‘A new solutions culture’ the focus for Startup Catalyst student

Dylan Birot in San Francisco as part of Startup Catalyst

First year Gold Coast IT student, Dylan Birot has become the third member of the Studio 39 group to complete the Startup Catalyst program in California in November.

Startup Catalyst aims to change Australia’s digital enterprise culture by exposing as many people as possible to the new digital companies changing our business and technology world from Silicon Valley.

The continual success of Griffith students in the Startup Catalyst program is building the University’s capacity for a student entrepreneurial culture that compliments the university’s teaching and learning resources.

Fresh from visiting major companies in Silicon Valley including Google, Facebook, Atlassian, Dropbox, Twitter and many others, Dylan hit home on the run, determined to change his own approach to business.

“It’ll sound strange, but it’s almost like I’ve taken on this more VC (venture capitalist) like perspective towards startups now. I’m a lot more critical about ideas and value propositions,” he said.

“I don’t want be another copycat startup founder, just content to leverage value from other people’s products. I want to try for new, I want to try for a scale that’s near to monopoly. One of the things you encounter in Silicon Valley are people who are really ambitious and unafraid of discussing that ambition and unafraid of failure. That’s pretty different to here.”

Strategic direction also got a boost when several founders advised the group to “follow in the footsteps of the giants” (Google, Facebook, LinkedIn, Amazon etc) and understand when and how they will change direction and what they will need.

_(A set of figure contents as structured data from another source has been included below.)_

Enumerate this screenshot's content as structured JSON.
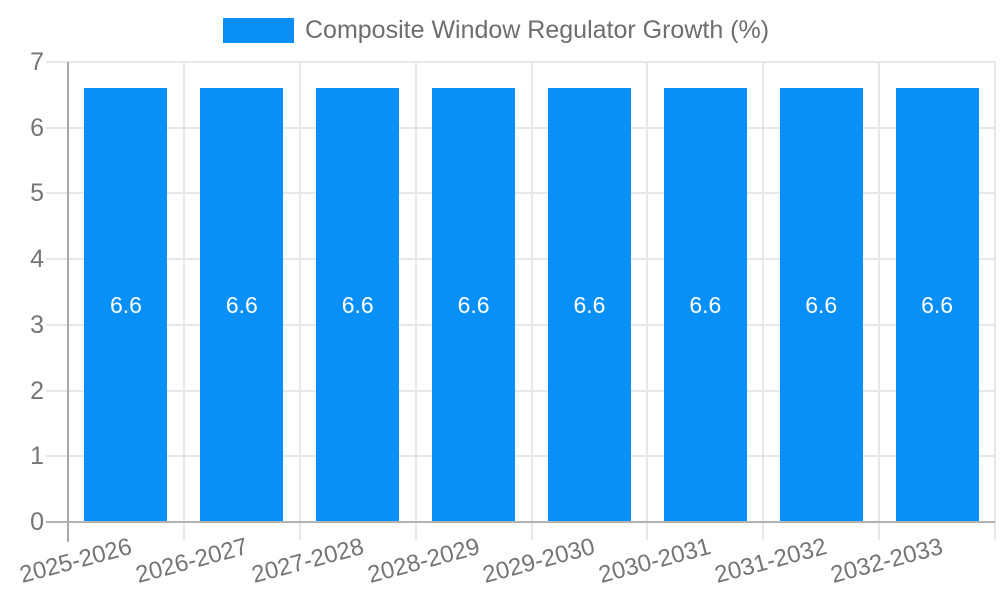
{
  "chart_data": {
    "type": "bar",
    "title": "Composite Window Regulator Growth (%)",
    "legend": {
      "label": "Composite Window Regulator Growth (%)",
      "position": "top"
    },
    "categories": [
      "2025-2026",
      "2026-2027",
      "2027-2028",
      "2028-2029",
      "2029-2030",
      "2030-2031",
      "2031-2032",
      "2032-2033"
    ],
    "values": [
      6.6,
      6.6,
      6.6,
      6.6,
      6.6,
      6.6,
      6.6,
      6.6
    ],
    "value_labels": [
      "6.6",
      "6.6",
      "6.6",
      "6.6",
      "6.6",
      "6.6",
      "6.6",
      "6.6"
    ],
    "xlabel": "",
    "ylabel": "",
    "ylim": [
      0,
      7
    ],
    "yticks": [
      0,
      1,
      2,
      3,
      4,
      5,
      6,
      7
    ],
    "grid": true,
    "legend_position": "top",
    "colors": {
      "bar": "#0990f8",
      "value_label": "#ffffff",
      "tick_text": "#757575",
      "legend_text": "#6e6e6e",
      "gridline": "#e7e7e7",
      "axis_line": "#b2b2b2",
      "y_axis_line": "#a9a9a9",
      "background": "#ffffff"
    }
  }
}
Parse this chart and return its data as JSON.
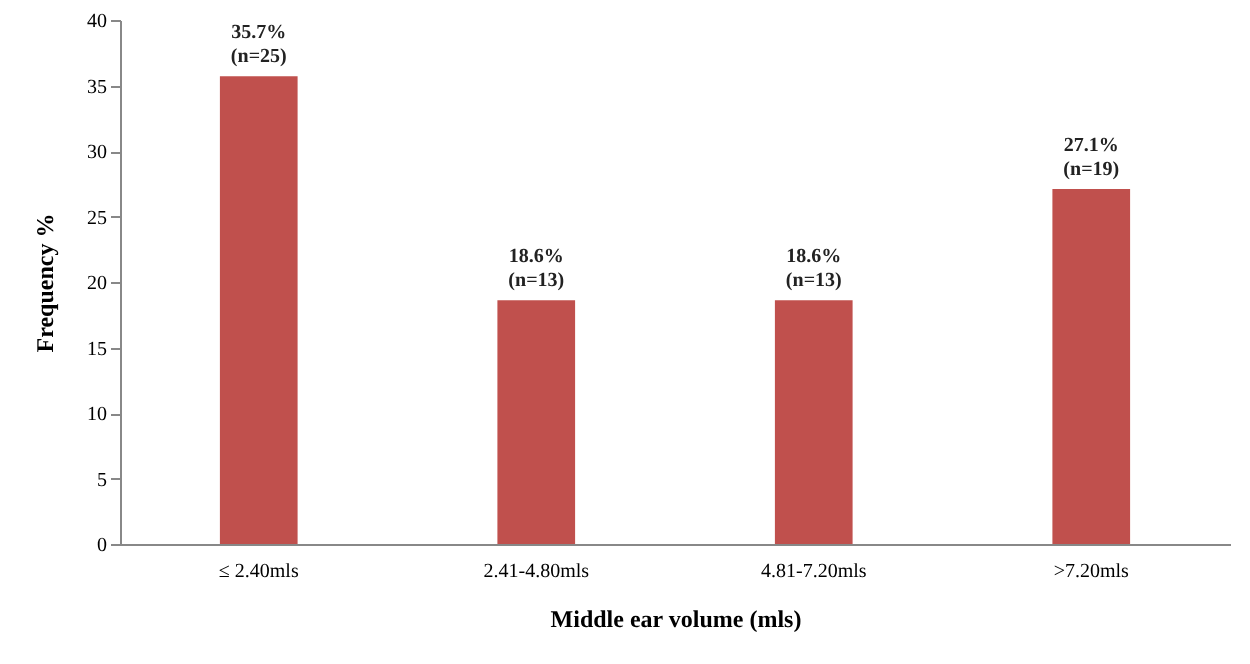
{
  "chart_data": {
    "type": "bar",
    "xlabel": "Middle ear volume (mls)",
    "ylabel": "Frequency %",
    "categories": [
      "≤ 2.40mls",
      "2.41-4.80mls",
      "4.81-7.20mls",
      ">7.20mls"
    ],
    "values": [
      35.7,
      18.6,
      18.6,
      27.1
    ],
    "color": "#c0504d",
    "value_labels": [
      "35.7%\n(n=25)",
      "18.6%\n(n=13)",
      "18.6%\n(n=13)",
      "27.1%\n(n=19)"
    ],
    "ylim": [
      0,
      40
    ],
    "yticks": [
      0,
      5,
      10,
      15,
      20,
      25,
      30,
      35,
      40
    ],
    "grid": false
  }
}
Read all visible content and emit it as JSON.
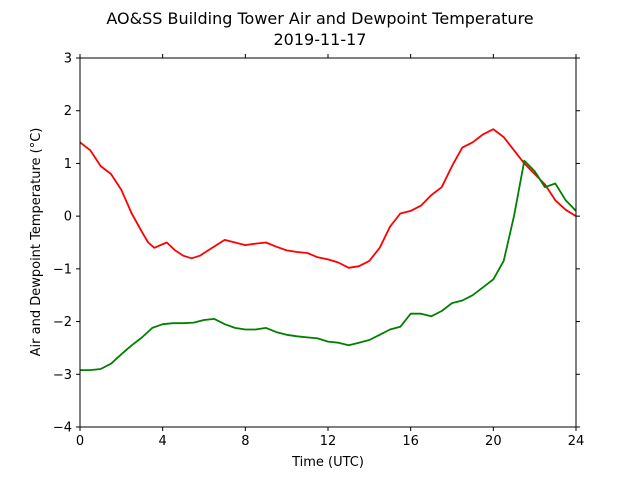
{
  "chart_data": {
    "type": "line",
    "title": "AO&SS Building Tower Air and Dewpoint Temperature",
    "subtitle": "2019-11-17",
    "xlabel": "Time (UTC)",
    "ylabel": "Air and Dewpoint Temperature (°C)",
    "xlim": [
      0,
      24
    ],
    "ylim": [
      -4,
      3
    ],
    "x_ticks": [
      0,
      4,
      8,
      12,
      16,
      20,
      24
    ],
    "y_ticks": [
      -4,
      -3,
      -2,
      -1,
      0,
      1,
      2,
      3
    ],
    "grid": false,
    "legend": "none",
    "series": [
      {
        "color": "#ff0000",
        "x": [
          0,
          0.5,
          1,
          1.5,
          2,
          2.5,
          3,
          3.3,
          3.6,
          3.9,
          4.2,
          4.6,
          5,
          5.4,
          5.8,
          6.2,
          6.6,
          7,
          7.5,
          8,
          8.5,
          9,
          9.5,
          10,
          10.5,
          11,
          11.5,
          12,
          12.5,
          13,
          13.5,
          14,
          14.5,
          15,
          15.5,
          16,
          16.5,
          17,
          17.5,
          18,
          18.5,
          19,
          19.5,
          20,
          20.5,
          21,
          21.5,
          22,
          22.5,
          23,
          23.5,
          24
        ],
        "values": [
          1.4,
          1.25,
          0.95,
          0.8,
          0.5,
          0.05,
          -0.3,
          -0.5,
          -0.6,
          -0.55,
          -0.5,
          -0.65,
          -0.75,
          -0.8,
          -0.75,
          -0.65,
          -0.55,
          -0.45,
          -0.5,
          -0.55,
          -0.52,
          -0.5,
          -0.58,
          -0.65,
          -0.68,
          -0.7,
          -0.78,
          -0.82,
          -0.88,
          -0.98,
          -0.95,
          -0.85,
          -0.6,
          -0.2,
          0.05,
          0.1,
          0.2,
          0.4,
          0.55,
          0.95,
          1.3,
          1.4,
          1.55,
          1.65,
          1.5,
          1.25,
          1.0,
          0.8,
          0.6,
          0.3,
          0.12,
          0.0
        ]
      },
      {
        "color": "#008000",
        "x": [
          0,
          0.5,
          1,
          1.5,
          2,
          2.5,
          3,
          3.5,
          4,
          4.5,
          5,
          5.5,
          6,
          6.5,
          7,
          7.5,
          8,
          8.5,
          9,
          9.5,
          10,
          10.5,
          11,
          11.5,
          12,
          12.5,
          13,
          13.5,
          14,
          14.5,
          15,
          15.5,
          16,
          16.5,
          17,
          17.5,
          18,
          18.5,
          19,
          19.5,
          20,
          20.5,
          21,
          21.5,
          22,
          22.5,
          23,
          23.5,
          24
        ],
        "values": [
          -2.92,
          -2.92,
          -2.9,
          -2.8,
          -2.62,
          -2.45,
          -2.3,
          -2.12,
          -2.05,
          -2.03,
          -2.03,
          -2.02,
          -1.97,
          -1.95,
          -2.05,
          -2.12,
          -2.15,
          -2.15,
          -2.12,
          -2.2,
          -2.25,
          -2.28,
          -2.3,
          -2.32,
          -2.38,
          -2.4,
          -2.45,
          -2.4,
          -2.35,
          -2.25,
          -2.15,
          -2.1,
          -1.85,
          -1.85,
          -1.9,
          -1.8,
          -1.65,
          -1.6,
          -1.5,
          -1.35,
          -1.2,
          -0.85,
          0.0,
          1.05,
          0.85,
          0.55,
          0.62,
          0.3,
          0.1
        ]
      }
    ]
  }
}
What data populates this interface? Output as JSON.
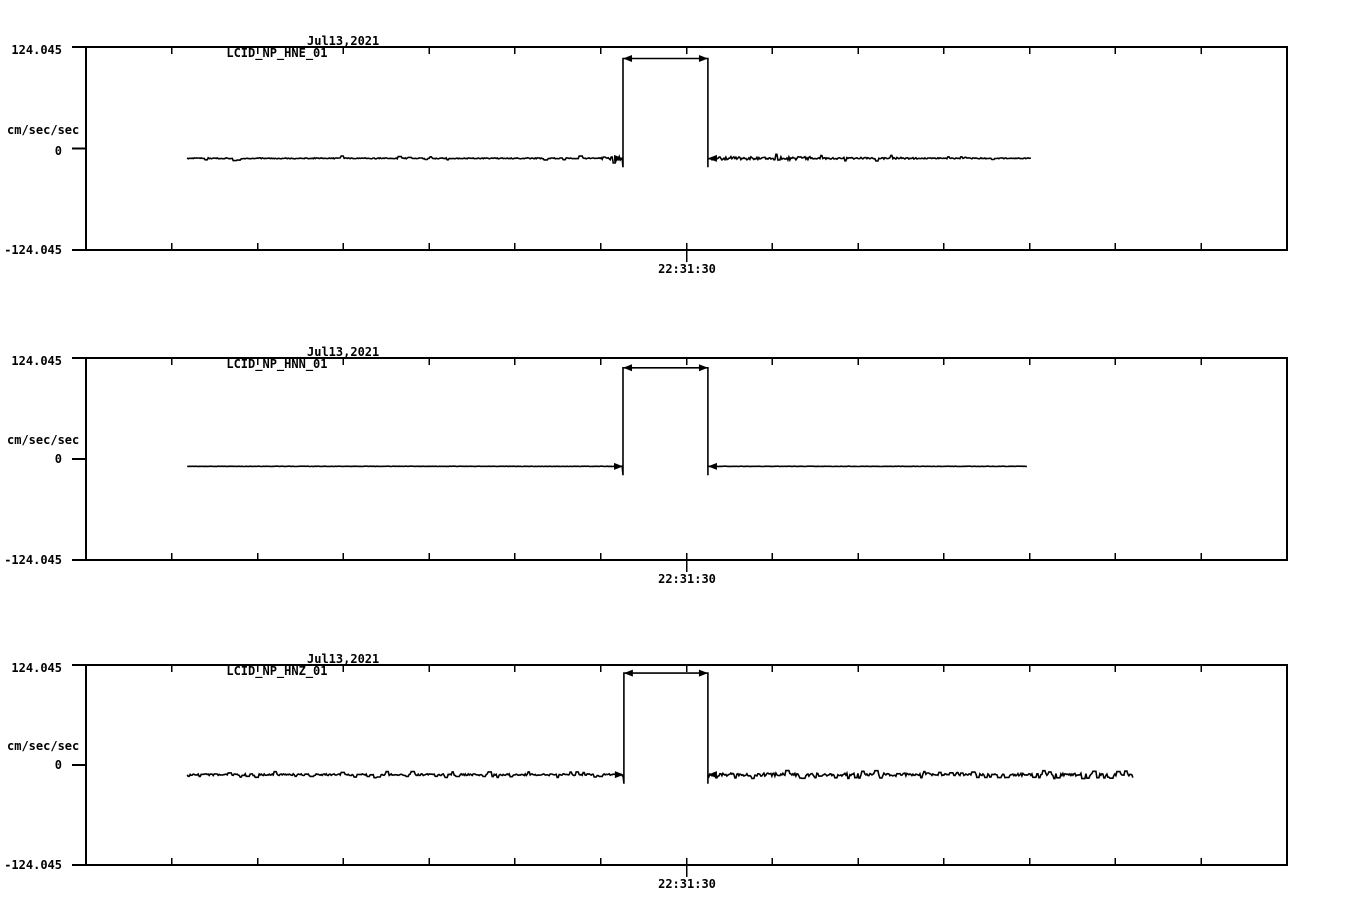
{
  "page": {
    "background_color": "#ffffff",
    "line_color": "#000000"
  },
  "chart_data": [
    {
      "type": "line",
      "title": "LCID_NP_HNE_01",
      "date_label": "Jul13,2021",
      "ylabel": "cm/sec/sec",
      "ylim": [
        -124.045,
        124.045
      ],
      "y_tick_labels": [
        "124.045",
        "0",
        "-124.045"
      ],
      "y_tick_values": [
        124.045,
        0,
        -124.045
      ],
      "x_tick_label": "22:31:30",
      "x_tick_count": 13,
      "x_labeled_tick_index": 6,
      "grid": false,
      "legend": false,
      "series": {
        "name": "LCID_NP_HNE_01",
        "units": "cm/sec/sec",
        "baseline_value": -12,
        "pulse_top_value": 110,
        "trace_start_tick": 1.18,
        "pulse_start_tick": 6.26,
        "pulse_end_tick": 7.25,
        "trace_end_tick": 11.02,
        "noise_amp": 0.5,
        "spike_prob": 0.045,
        "noise_regions": [
          {
            "from": 6.0,
            "to": 6.26,
            "amp": 1.8
          },
          {
            "from": 7.25,
            "to": 8.45,
            "amp": 1.7
          },
          {
            "from": 8.45,
            "to": 9.7,
            "amp": 0.9
          }
        ],
        "seed": 7
      }
    },
    {
      "type": "line",
      "title": "LCID_NP_HNN_01",
      "date_label": "Jul13,2021",
      "ylabel": "cm/sec/sec",
      "ylim": [
        -124.045,
        124.045
      ],
      "y_tick_labels": [
        "124.045",
        "0",
        "-124.045"
      ],
      "y_tick_values": [
        124.045,
        0,
        -124.045
      ],
      "x_tick_label": "22:31:30",
      "x_tick_count": 13,
      "x_labeled_tick_index": 6,
      "grid": false,
      "legend": false,
      "series": {
        "name": "LCID_NP_HNN_01",
        "units": "cm/sec/sec",
        "baseline_value": -9,
        "pulse_top_value": 112,
        "trace_start_tick": 1.18,
        "pulse_start_tick": 6.26,
        "pulse_end_tick": 7.25,
        "trace_end_tick": 10.98,
        "noise_amp": 0.15,
        "spike_prob": 0.0,
        "noise_regions": [],
        "seed": 11
      }
    },
    {
      "type": "line",
      "title": "LCID_NP_HNZ_01",
      "date_label": "Jul13,2021",
      "ylabel": "cm/sec/sec",
      "ylim": [
        -124.045,
        124.045
      ],
      "y_tick_labels": [
        "124.045",
        "0",
        "-124.045"
      ],
      "y_tick_values": [
        124.045,
        0,
        -124.045
      ],
      "x_tick_label": "22:31:30",
      "x_tick_count": 13,
      "x_labeled_tick_index": 6,
      "grid": false,
      "legend": false,
      "series": {
        "name": "LCID_NP_HNZ_01",
        "units": "cm/sec/sec",
        "baseline_value": -12,
        "pulse_top_value": 114,
        "trace_start_tick": 1.18,
        "pulse_start_tick": 6.27,
        "pulse_end_tick": 7.25,
        "trace_end_tick": 12.21,
        "noise_amp": 0.9,
        "spike_prob": 0.09,
        "noise_regions": [
          {
            "from": 7.25,
            "to": 9.6,
            "amp": 1.6
          },
          {
            "from": 10.8,
            "to": 12.21,
            "amp": 1.4
          }
        ],
        "seed": 13
      }
    }
  ]
}
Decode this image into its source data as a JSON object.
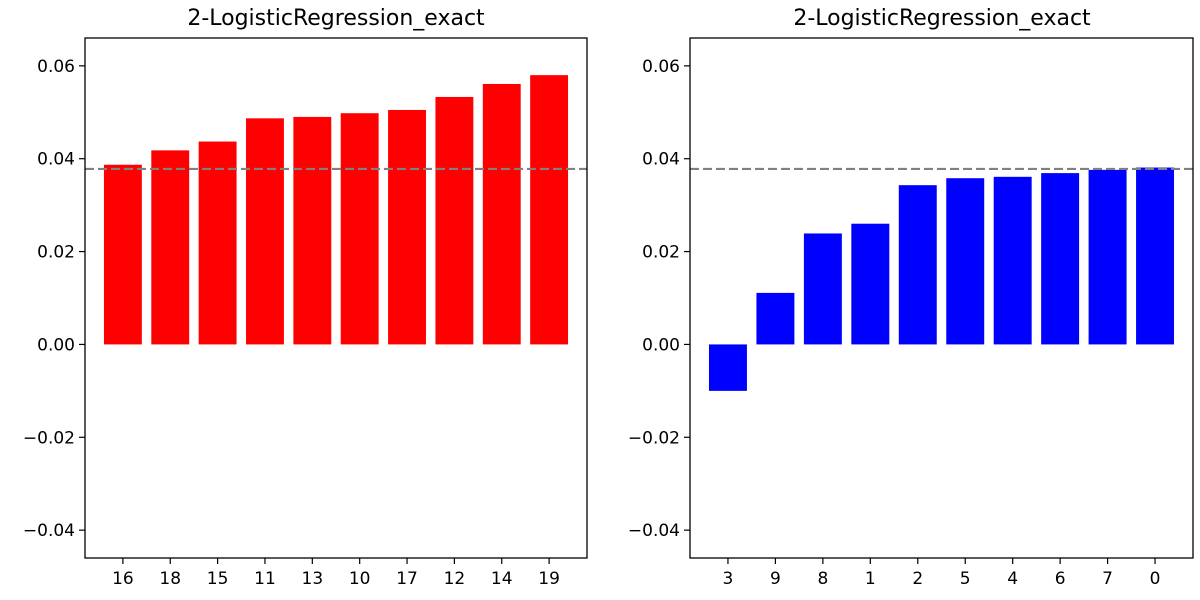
{
  "chart_data": [
    {
      "type": "bar",
      "title": "2-LogisticRegression_exact",
      "xlabel": "",
      "ylabel": "",
      "categories": [
        "16",
        "18",
        "15",
        "11",
        "13",
        "10",
        "17",
        "12",
        "14",
        "19"
      ],
      "values": [
        0.0387,
        0.0418,
        0.0437,
        0.0487,
        0.049,
        0.0498,
        0.0505,
        0.0533,
        0.0561,
        0.058
      ],
      "bar_color": "#ff0000",
      "ylim": [
        -0.046,
        0.066
      ],
      "yticks": [
        -0.04,
        -0.02,
        0.0,
        0.02,
        0.04,
        0.06
      ],
      "ytick_labels": [
        "−0.04",
        "−0.02",
        "0.00",
        "0.02",
        "0.04",
        "0.06"
      ],
      "reference_line": {
        "value": 0.0378,
        "color": "#808080",
        "style": "dashed"
      },
      "grid": false
    },
    {
      "type": "bar",
      "title": "2-LogisticRegression_exact",
      "xlabel": "",
      "ylabel": "",
      "categories": [
        "3",
        "9",
        "8",
        "1",
        "2",
        "5",
        "4",
        "6",
        "7",
        "0"
      ],
      "values": [
        -0.01,
        0.0111,
        0.0239,
        0.026,
        0.0343,
        0.0358,
        0.0361,
        0.0369,
        0.0376,
        0.0381
      ],
      "bar_color": "#0000ff",
      "ylim": [
        -0.046,
        0.066
      ],
      "yticks": [
        -0.04,
        -0.02,
        0.0,
        0.02,
        0.04,
        0.06
      ],
      "ytick_labels": [
        "−0.04",
        "−0.02",
        "0.00",
        "0.02",
        "0.04",
        "0.06"
      ],
      "reference_line": {
        "value": 0.0378,
        "color": "#808080",
        "style": "dashed"
      },
      "grid": false
    }
  ]
}
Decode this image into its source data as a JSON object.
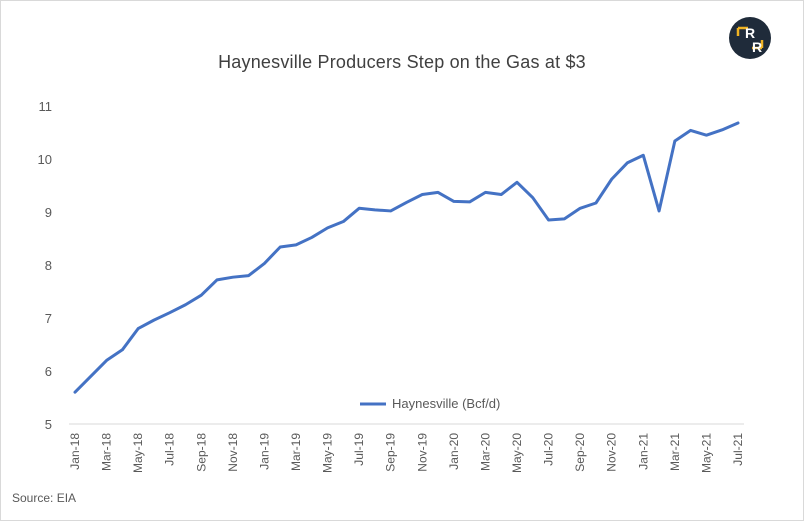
{
  "source": "Source: EIA",
  "logo": {
    "icon": "rbn-logo-icon",
    "letter_top": "R",
    "letter_bottom": "R",
    "bg": "#1f2b3a",
    "accent": "#f0b323"
  },
  "chart_data": {
    "type": "line",
    "title": "Haynesville Producers Step on the Gas at $3",
    "xlabel": "",
    "ylabel": "",
    "ylim": [
      5,
      11
    ],
    "yticks": [
      5,
      6,
      7,
      8,
      9,
      10,
      11
    ],
    "grid": false,
    "legend": "bottom-center",
    "x": [
      "Jan-18",
      "Feb-18",
      "Mar-18",
      "Apr-18",
      "May-18",
      "Jun-18",
      "Jul-18",
      "Aug-18",
      "Sep-18",
      "Oct-18",
      "Nov-18",
      "Dec-18",
      "Jan-19",
      "Feb-19",
      "Mar-19",
      "Apr-19",
      "May-19",
      "Jun-19",
      "Jul-19",
      "Aug-19",
      "Sep-19",
      "Oct-19",
      "Nov-19",
      "Dec-19",
      "Jan-20",
      "Feb-20",
      "Mar-20",
      "Apr-20",
      "May-20",
      "Jun-20",
      "Jul-20",
      "Aug-20",
      "Sep-20",
      "Oct-20",
      "Nov-20",
      "Dec-20",
      "Jan-21",
      "Feb-21",
      "Mar-21",
      "Apr-21",
      "May-21",
      "Jun-21",
      "Jul-21"
    ],
    "x_tick_labels": [
      "Jan-18",
      "Mar-18",
      "May-18",
      "Jul-18",
      "Sep-18",
      "Nov-18",
      "Jan-19",
      "Mar-19",
      "May-19",
      "Jul-19",
      "Sep-19",
      "Nov-19",
      "Jan-20",
      "Mar-20",
      "May-20",
      "Jul-20",
      "Sep-20",
      "Nov-20",
      "Jan-21",
      "Mar-21",
      "May-21",
      "Jul-21"
    ],
    "series": [
      {
        "name": "Haynesville (Bcf/d)",
        "color": "#4472c4",
        "values": [
          5.6,
          5.9,
          6.2,
          6.4,
          6.8,
          6.96,
          7.1,
          7.25,
          7.43,
          7.72,
          7.77,
          7.8,
          8.03,
          8.34,
          8.38,
          8.52,
          8.7,
          8.82,
          9.07,
          9.04,
          9.02,
          9.18,
          9.33,
          9.37,
          9.2,
          9.19,
          9.37,
          9.33,
          9.56,
          9.27,
          8.85,
          8.87,
          9.07,
          9.17,
          9.62,
          9.93,
          10.07,
          9.02,
          10.34,
          10.54,
          10.45,
          10.55,
          10.68
        ]
      }
    ]
  }
}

The trip was funded by Griffith Sciences and comes on the back of Dylan’s establishment of an app development company with current and former Griffith IT students, working out of Studio39 on the Gold Coast, the Griffith Enterprise co-working space. Their company, BonneSai, is taking advantage of Artificial Intelligence (AI) to create cheaper apps faster than previously.

Dylan was admitted into the program as one of over 300 applicants and one of the youngest ever given a place. Griffith Enterprise have been working with student entrepreneurs by providing space, advice, events and support.

“San Francisco and Silicon Valley were just awesome, a whole new level. You finally understand why the startups over there are the way they are. It’s almost difficult to not have impact. The pace everyone works at is almost ridiculous, mostly because of how cut-throat the competition is over there, you basically have to if you want your company to survive” Dylan said.

While expecting to encounter new ideas on how to convert concepts in to products and get products into markets, he also came across an emphasis on human development and management he wasn’t expecting.

“The level of investment the companies have in their people is amazing, we’d have Google and Facebook Engineers talking about how great the places were to work in. We met one of the Directors at Facebook who spoke about how important human management was to them and their companies. It’s pretty simple, they depend on getting the best people and keeping the best people and if they can’t do it, people will go somewhere else,” he said.

“What is also surprising is the level of openness people have to discussing their ideas. People will literally give away the secret sauce of their startup because everyone knows execution is everything.

“The best teams, with the best plans and the best talent will be successful.”